Although its most original findings stem from what the study says about households led by women in same-sex relationships, the Regnerus study also provides insight into the challenges for children growing up in homes where parents divorce, in adoptive situations, single-parent homes or where there has been remarriage. And what emerges is that intact married biological families with two parents is the family structure that is most closely associated with positive social, emotional, physical and economic outcomes for children.
Because it tells us so much about the importance of family structure generally, it would be unfortunate if the Regnerus paper became merely a blunt instrument in the struggle over same-sex marriage.

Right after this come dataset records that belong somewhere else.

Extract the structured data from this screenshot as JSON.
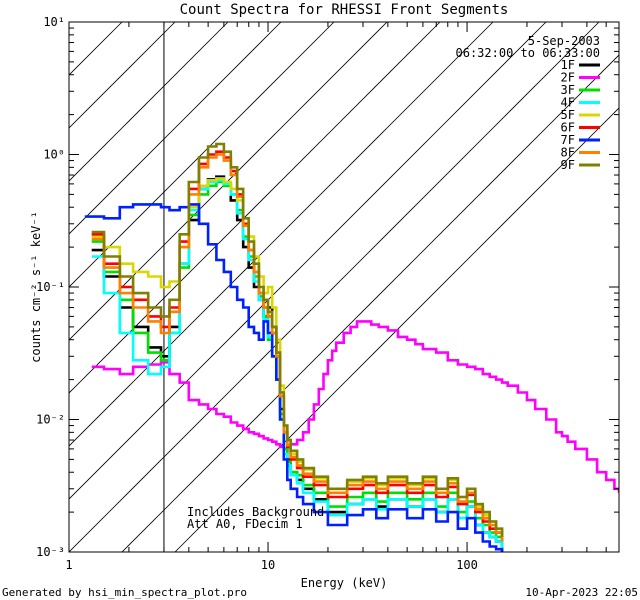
{
  "chart_data": {
    "type": "line",
    "title": "Count Spectra for RHESSI Front Segments",
    "xlabel": "Energy (keV)",
    "ylabel": "counts cm⁻² s⁻¹ keV⁻¹",
    "xscale": "log",
    "yscale": "log",
    "xlim": [
      1,
      580
    ],
    "ylim": [
      0.001,
      10
    ],
    "x_ticks": [
      {
        "value": 1,
        "label": "1"
      },
      {
        "value": 10,
        "label": "10"
      },
      {
        "value": 100,
        "label": "100"
      }
    ],
    "y_ticks": [
      {
        "value": 10,
        "label": "10¹"
      },
      {
        "value": 1,
        "label": "10⁰"
      },
      {
        "value": 0.1,
        "label": "10⁻¹"
      },
      {
        "value": 0.01,
        "label": "10⁻²"
      },
      {
        "value": 0.001,
        "label": "10⁻³"
      }
    ],
    "date": "5-Sep-2003",
    "time_range": "06:32:00 to 06:33:00",
    "annotations": [
      "Includes Background",
      "Att A0, FDecim 1"
    ],
    "footer_left": "Generated by hsi_min_spectra_plot.pro",
    "footer_right": "10-Apr-2023 22:05",
    "hatched_region_x": [
      1,
      3
    ],
    "series": [
      {
        "name": "1F",
        "color": "#000000",
        "x": [
          1.3,
          1.5,
          1.8,
          2.1,
          2.5,
          2.9,
          3.2,
          3.6,
          4.0,
          4.5,
          5.0,
          5.5,
          6.0,
          6.5,
          7.0,
          7.5,
          8.0,
          8.5,
          9.0,
          9.5,
          10.0,
          10.5,
          11.0,
          11.5,
          12.0,
          12.5,
          13.0,
          14.0,
          15.0,
          17.0,
          20.0,
          25.0,
          30.0,
          35.0,
          40.0,
          50.0,
          60.0,
          70.0,
          80.0,
          90.0,
          100.0,
          110.0,
          120.0,
          130.0,
          140.0,
          150.0
        ],
        "y": [
          0.19,
          0.12,
          0.07,
          0.05,
          0.035,
          0.03,
          0.05,
          0.15,
          0.32,
          0.55,
          0.65,
          0.68,
          0.6,
          0.45,
          0.32,
          0.2,
          0.14,
          0.1,
          0.08,
          0.06,
          0.07,
          0.05,
          0.03,
          0.012,
          0.006,
          0.005,
          0.004,
          0.0035,
          0.003,
          0.0025,
          0.002,
          0.0023,
          0.0025,
          0.0022,
          0.0025,
          0.0022,
          0.0025,
          0.002,
          0.0025,
          0.0018,
          0.0022,
          0.0016,
          0.0014,
          0.0013,
          0.0012,
          0.001
        ]
      },
      {
        "name": "2F",
        "color": "#ff00ff",
        "x": [
          1.3,
          1.5,
          1.8,
          2.1,
          2.5,
          2.9,
          3.2,
          3.6,
          4.0,
          4.5,
          5.0,
          5.5,
          6.0,
          6.5,
          7.0,
          7.5,
          8.0,
          8.5,
          9.0,
          9.5,
          10.0,
          10.5,
          11.0,
          11.5,
          12.0,
          12.5,
          13.0,
          14.0,
          15.0,
          16.0,
          17.0,
          18.0,
          19.0,
          20.0,
          21.0,
          22.0,
          24.0,
          26.0,
          28.0,
          30.0,
          33.0,
          36.0,
          40.0,
          45.0,
          50.0,
          55.0,
          60.0,
          70.0,
          80.0,
          90.0,
          100.0,
          110.0,
          120.0,
          130.0,
          140.0,
          150.0,
          160.0,
          180.0,
          200.0,
          220.0,
          250.0,
          280.0,
          300.0,
          320.0,
          350.0,
          400.0,
          450.0,
          500.0,
          550.0,
          580.0
        ],
        "y": [
          0.025,
          0.024,
          0.022,
          0.025,
          0.026,
          0.027,
          0.022,
          0.019,
          0.014,
          0.013,
          0.012,
          0.011,
          0.0105,
          0.0095,
          0.009,
          0.0085,
          0.008,
          0.0078,
          0.0075,
          0.0072,
          0.007,
          0.0068,
          0.0065,
          0.0062,
          0.006,
          0.0062,
          0.0065,
          0.007,
          0.008,
          0.01,
          0.013,
          0.017,
          0.022,
          0.028,
          0.033,
          0.038,
          0.045,
          0.05,
          0.055,
          0.055,
          0.052,
          0.05,
          0.047,
          0.042,
          0.04,
          0.037,
          0.034,
          0.032,
          0.028,
          0.026,
          0.025,
          0.024,
          0.022,
          0.021,
          0.02,
          0.019,
          0.018,
          0.016,
          0.014,
          0.012,
          0.01,
          0.008,
          0.0075,
          0.0068,
          0.006,
          0.005,
          0.004,
          0.0035,
          0.003,
          0.0028
        ]
      },
      {
        "name": "3F",
        "color": "#00e000",
        "x": [
          1.3,
          1.5,
          1.8,
          2.1,
          2.5,
          2.9,
          3.2,
          3.6,
          4.0,
          4.5,
          5.0,
          5.5,
          6.0,
          6.5,
          7.0,
          7.5,
          8.0,
          8.5,
          9.0,
          9.5,
          10.0,
          10.5,
          11.0,
          11.5,
          12.0,
          12.5,
          13.0,
          14.0,
          15.0,
          17.0,
          20.0,
          25.0,
          30.0,
          35.0,
          40.0,
          50.0,
          60.0,
          70.0,
          80.0,
          90.0,
          100.0,
          110.0,
          120.0,
          130.0,
          140.0,
          150.0
        ],
        "y": [
          0.22,
          0.13,
          0.08,
          0.045,
          0.032,
          0.028,
          0.045,
          0.14,
          0.35,
          0.5,
          0.58,
          0.62,
          0.58,
          0.5,
          0.38,
          0.24,
          0.17,
          0.12,
          0.085,
          0.06,
          0.04,
          0.03,
          0.02,
          0.011,
          0.006,
          0.0048,
          0.004,
          0.0038,
          0.0032,
          0.0028,
          0.0022,
          0.0026,
          0.0028,
          0.0024,
          0.0028,
          0.0025,
          0.0028,
          0.0022,
          0.0028,
          0.002,
          0.0024,
          0.0018,
          0.0016,
          0.0014,
          0.0013,
          0.0011
        ]
      },
      {
        "name": "4F",
        "color": "#00ffff",
        "x": [
          1.3,
          1.5,
          1.8,
          2.1,
          2.5,
          2.9,
          3.2,
          3.6,
          4.0,
          4.5,
          5.0,
          5.5,
          6.0,
          6.5,
          7.0,
          7.5,
          8.0,
          8.5,
          9.0,
          9.5,
          10.0,
          10.5,
          11.0,
          11.5,
          12.0,
          12.5,
          13.0,
          14.0,
          15.0,
          17.0,
          20.0,
          25.0,
          30.0,
          35.0,
          40.0,
          50.0,
          60.0,
          70.0,
          80.0,
          90.0,
          100.0,
          110.0,
          120.0,
          130.0,
          140.0,
          150.0
        ],
        "y": [
          0.17,
          0.09,
          0.045,
          0.028,
          0.022,
          0.025,
          0.045,
          0.15,
          0.38,
          0.55,
          0.62,
          0.64,
          0.6,
          0.5,
          0.36,
          0.23,
          0.16,
          0.11,
          0.08,
          0.057,
          0.042,
          0.03,
          0.02,
          0.01,
          0.0055,
          0.0045,
          0.0038,
          0.0033,
          0.0028,
          0.0024,
          0.0019,
          0.0023,
          0.0025,
          0.0021,
          0.0025,
          0.0022,
          0.0025,
          0.002,
          0.0025,
          0.0018,
          0.0022,
          0.0016,
          0.0014,
          0.0013,
          0.0012,
          0.001
        ]
      },
      {
        "name": "5F",
        "color": "#d8d800",
        "x": [
          1.3,
          1.5,
          1.8,
          2.1,
          2.5,
          2.9,
          3.2,
          3.6,
          4.0,
          4.5,
          5.0,
          5.5,
          6.0,
          6.5,
          7.0,
          7.5,
          8.0,
          8.5,
          9.0,
          9.5,
          10.0,
          10.5,
          11.0,
          11.5,
          12.0,
          12.5,
          13.0,
          14.0,
          15.0,
          17.0,
          20.0,
          25.0,
          30.0,
          35.0,
          40.0,
          50.0,
          60.0,
          70.0,
          80.0,
          90.0,
          100.0,
          110.0,
          120.0,
          130.0,
          140.0,
          150.0
        ],
        "y": [
          0.24,
          0.2,
          0.15,
          0.13,
          0.12,
          0.1,
          0.11,
          0.2,
          0.4,
          0.58,
          0.64,
          0.66,
          0.62,
          0.55,
          0.45,
          0.33,
          0.24,
          0.17,
          0.12,
          0.09,
          0.1,
          0.07,
          0.04,
          0.018,
          0.009,
          0.007,
          0.0055,
          0.0048,
          0.0042,
          0.0036,
          0.003,
          0.0034,
          0.0036,
          0.0032,
          0.0036,
          0.0032,
          0.0036,
          0.003,
          0.0035,
          0.0026,
          0.003,
          0.0022,
          0.0019,
          0.0017,
          0.0015,
          0.0013
        ]
      },
      {
        "name": "6F",
        "color": "#ff0000",
        "x": [
          1.3,
          1.5,
          1.8,
          2.1,
          2.5,
          2.9,
          3.2,
          3.6,
          4.0,
          4.5,
          5.0,
          5.5,
          6.0,
          6.5,
          7.0,
          7.5,
          8.0,
          8.5,
          9.0,
          9.5,
          10.0,
          10.5,
          11.0,
          11.5,
          12.0,
          12.5,
          13.0,
          14.0,
          15.0,
          17.0,
          20.0,
          25.0,
          30.0,
          35.0,
          40.0,
          50.0,
          60.0,
          70.0,
          80.0,
          90.0,
          100.0,
          110.0,
          120.0,
          130.0,
          140.0,
          150.0
        ],
        "y": [
          0.25,
          0.15,
          0.1,
          0.08,
          0.06,
          0.05,
          0.07,
          0.22,
          0.55,
          0.85,
          1.0,
          1.05,
          0.95,
          0.75,
          0.5,
          0.3,
          0.19,
          0.13,
          0.09,
          0.07,
          0.06,
          0.045,
          0.03,
          0.015,
          0.008,
          0.0062,
          0.005,
          0.0043,
          0.0037,
          0.0032,
          0.0026,
          0.003,
          0.0032,
          0.0028,
          0.0032,
          0.0028,
          0.0032,
          0.0026,
          0.0031,
          0.0023,
          0.0027,
          0.002,
          0.0017,
          0.0015,
          0.0014,
          0.0012
        ]
      },
      {
        "name": "7F",
        "color": "#0020ff",
        "x": [
          1.2,
          1.5,
          1.8,
          2.1,
          2.5,
          2.9,
          3.2,
          3.6,
          4.0,
          4.5,
          5.0,
          5.5,
          6.0,
          6.5,
          7.0,
          7.5,
          8.0,
          8.5,
          9.0,
          9.5,
          10.0,
          10.5,
          11.0,
          11.5,
          12.0,
          12.5,
          13.0,
          14.0,
          15.0,
          17.0,
          20.0,
          25.0,
          30.0,
          35.0,
          40.0,
          50.0,
          60.0,
          70.0,
          80.0,
          90.0,
          100.0,
          110.0,
          120.0,
          130.0,
          140.0,
          150.0
        ],
        "y": [
          0.34,
          0.33,
          0.4,
          0.42,
          0.42,
          0.4,
          0.38,
          0.4,
          0.42,
          0.3,
          0.21,
          0.16,
          0.13,
          0.1,
          0.08,
          0.07,
          0.05,
          0.045,
          0.04,
          0.055,
          0.045,
          0.03,
          0.02,
          0.01,
          0.005,
          0.0035,
          0.003,
          0.0026,
          0.0023,
          0.002,
          0.0016,
          0.0019,
          0.0021,
          0.0018,
          0.0021,
          0.0018,
          0.0021,
          0.0017,
          0.002,
          0.0015,
          0.0018,
          0.0014,
          0.0012,
          0.0011,
          0.00105,
          0.001
        ]
      },
      {
        "name": "8F",
        "color": "#ff8000",
        "x": [
          1.3,
          1.5,
          1.8,
          2.1,
          2.5,
          2.9,
          3.2,
          3.6,
          4.0,
          4.5,
          5.0,
          5.5,
          6.0,
          6.5,
          7.0,
          7.5,
          8.0,
          8.5,
          9.0,
          9.5,
          10.0,
          10.5,
          11.0,
          11.5,
          12.0,
          12.5,
          13.0,
          14.0,
          15.0,
          17.0,
          20.0,
          25.0,
          30.0,
          35.0,
          40.0,
          50.0,
          60.0,
          70.0,
          80.0,
          90.0,
          100.0,
          110.0,
          120.0,
          130.0,
          140.0,
          150.0
        ],
        "y": [
          0.23,
          0.14,
          0.09,
          0.07,
          0.055,
          0.045,
          0.065,
          0.2,
          0.5,
          0.8,
          0.95,
          1.0,
          0.9,
          0.7,
          0.48,
          0.29,
          0.19,
          0.13,
          0.09,
          0.07,
          0.06,
          0.045,
          0.03,
          0.015,
          0.008,
          0.0064,
          0.0052,
          0.0045,
          0.0039,
          0.0034,
          0.0028,
          0.0032,
          0.0034,
          0.003,
          0.0034,
          0.003,
          0.0034,
          0.0028,
          0.0033,
          0.0024,
          0.0028,
          0.0021,
          0.0018,
          0.0016,
          0.0014,
          0.0012
        ]
      },
      {
        "name": "9F",
        "color": "#808000",
        "x": [
          1.3,
          1.5,
          1.8,
          2.1,
          2.5,
          2.9,
          3.2,
          3.6,
          4.0,
          4.5,
          5.0,
          5.5,
          6.0,
          6.5,
          7.0,
          7.5,
          8.0,
          8.5,
          9.0,
          9.5,
          10.0,
          10.5,
          11.0,
          11.5,
          12.0,
          12.5,
          13.0,
          14.0,
          15.0,
          17.0,
          20.0,
          25.0,
          30.0,
          35.0,
          40.0,
          50.0,
          60.0,
          70.0,
          80.0,
          90.0,
          100.0,
          110.0,
          120.0,
          130.0,
          140.0,
          150.0
        ],
        "y": [
          0.26,
          0.17,
          0.12,
          0.09,
          0.07,
          0.06,
          0.08,
          0.25,
          0.62,
          0.95,
          1.15,
          1.2,
          1.05,
          0.8,
          0.55,
          0.33,
          0.22,
          0.15,
          0.1,
          0.08,
          0.065,
          0.05,
          0.032,
          0.016,
          0.009,
          0.007,
          0.0058,
          0.005,
          0.0043,
          0.0037,
          0.003,
          0.0035,
          0.0037,
          0.0033,
          0.0037,
          0.0033,
          0.0037,
          0.003,
          0.0036,
          0.0026,
          0.003,
          0.0023,
          0.002,
          0.0017,
          0.0015,
          0.0013
        ]
      }
    ]
  }
}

Noting limitations in the data, Regnerus readily admits that the NFSS cannot answer questions of causation, and that one should not infer from these findings alone answers to challenging contemporary ethical and legal issues.

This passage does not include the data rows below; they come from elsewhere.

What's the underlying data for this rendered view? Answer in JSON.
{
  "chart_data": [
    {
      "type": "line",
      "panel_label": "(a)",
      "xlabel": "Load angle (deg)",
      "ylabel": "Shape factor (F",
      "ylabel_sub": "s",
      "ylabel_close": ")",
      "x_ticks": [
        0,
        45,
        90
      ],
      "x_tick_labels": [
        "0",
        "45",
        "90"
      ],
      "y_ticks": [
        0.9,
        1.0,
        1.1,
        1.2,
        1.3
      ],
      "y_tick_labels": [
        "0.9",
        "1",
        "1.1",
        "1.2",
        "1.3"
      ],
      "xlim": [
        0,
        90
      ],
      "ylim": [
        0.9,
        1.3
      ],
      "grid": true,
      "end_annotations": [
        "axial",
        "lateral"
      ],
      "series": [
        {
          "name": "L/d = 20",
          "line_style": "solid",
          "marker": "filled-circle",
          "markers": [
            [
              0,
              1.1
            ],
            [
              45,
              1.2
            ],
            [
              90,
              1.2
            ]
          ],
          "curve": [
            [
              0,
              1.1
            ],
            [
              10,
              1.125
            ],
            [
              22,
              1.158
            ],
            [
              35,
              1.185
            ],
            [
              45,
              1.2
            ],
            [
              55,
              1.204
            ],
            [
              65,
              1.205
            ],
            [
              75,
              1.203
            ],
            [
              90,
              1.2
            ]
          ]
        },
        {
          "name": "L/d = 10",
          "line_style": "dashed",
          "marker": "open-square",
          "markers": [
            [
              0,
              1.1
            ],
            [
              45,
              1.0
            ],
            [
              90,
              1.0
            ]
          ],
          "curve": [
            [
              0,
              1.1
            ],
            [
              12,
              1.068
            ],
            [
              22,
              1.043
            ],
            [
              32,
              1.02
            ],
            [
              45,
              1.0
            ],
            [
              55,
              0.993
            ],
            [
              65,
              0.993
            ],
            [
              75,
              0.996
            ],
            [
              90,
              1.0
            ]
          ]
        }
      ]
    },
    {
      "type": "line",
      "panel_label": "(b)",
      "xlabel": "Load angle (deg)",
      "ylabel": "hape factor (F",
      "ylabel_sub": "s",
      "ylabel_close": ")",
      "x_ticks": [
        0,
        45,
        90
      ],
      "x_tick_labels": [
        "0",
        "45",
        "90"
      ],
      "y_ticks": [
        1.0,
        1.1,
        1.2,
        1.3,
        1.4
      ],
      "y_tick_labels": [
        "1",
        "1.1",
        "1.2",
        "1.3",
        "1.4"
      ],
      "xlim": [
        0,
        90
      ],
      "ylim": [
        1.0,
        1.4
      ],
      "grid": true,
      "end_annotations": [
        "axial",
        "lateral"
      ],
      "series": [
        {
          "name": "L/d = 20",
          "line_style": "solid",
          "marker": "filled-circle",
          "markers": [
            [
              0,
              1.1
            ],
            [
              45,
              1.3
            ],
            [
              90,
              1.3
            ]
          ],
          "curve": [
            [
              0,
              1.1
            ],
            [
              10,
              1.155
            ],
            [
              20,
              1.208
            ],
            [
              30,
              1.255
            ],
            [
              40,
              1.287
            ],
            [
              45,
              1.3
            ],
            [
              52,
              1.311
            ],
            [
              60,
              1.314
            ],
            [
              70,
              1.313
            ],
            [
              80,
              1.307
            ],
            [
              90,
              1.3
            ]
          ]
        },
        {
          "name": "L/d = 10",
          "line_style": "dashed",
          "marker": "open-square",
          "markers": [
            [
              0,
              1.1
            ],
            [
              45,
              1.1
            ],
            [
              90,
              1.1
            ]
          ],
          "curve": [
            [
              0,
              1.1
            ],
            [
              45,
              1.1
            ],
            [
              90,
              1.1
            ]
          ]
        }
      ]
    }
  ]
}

Nevertheless, what today's edition of Social Science Research should teach us is some healthy skepticism for so-called consensus findings, especially with regard to hot-button social issues where the biases of researchers might influence design and interpretation. Sound science demands that findings be testable, replicable and falsifiable. The NFSS appears to provide researchers a framework for that kind of sound rigorous social science with regard to the vital issue of family structure and child well-being.
Undoubtedly its soundness and robustness will be challenged in coming months. But should they hold up, the Regnerus study points to what biology, sociology, custom and religion have long indicated: family structure counts and the intact married biological family is the healthiest structure for nurturing the next generation.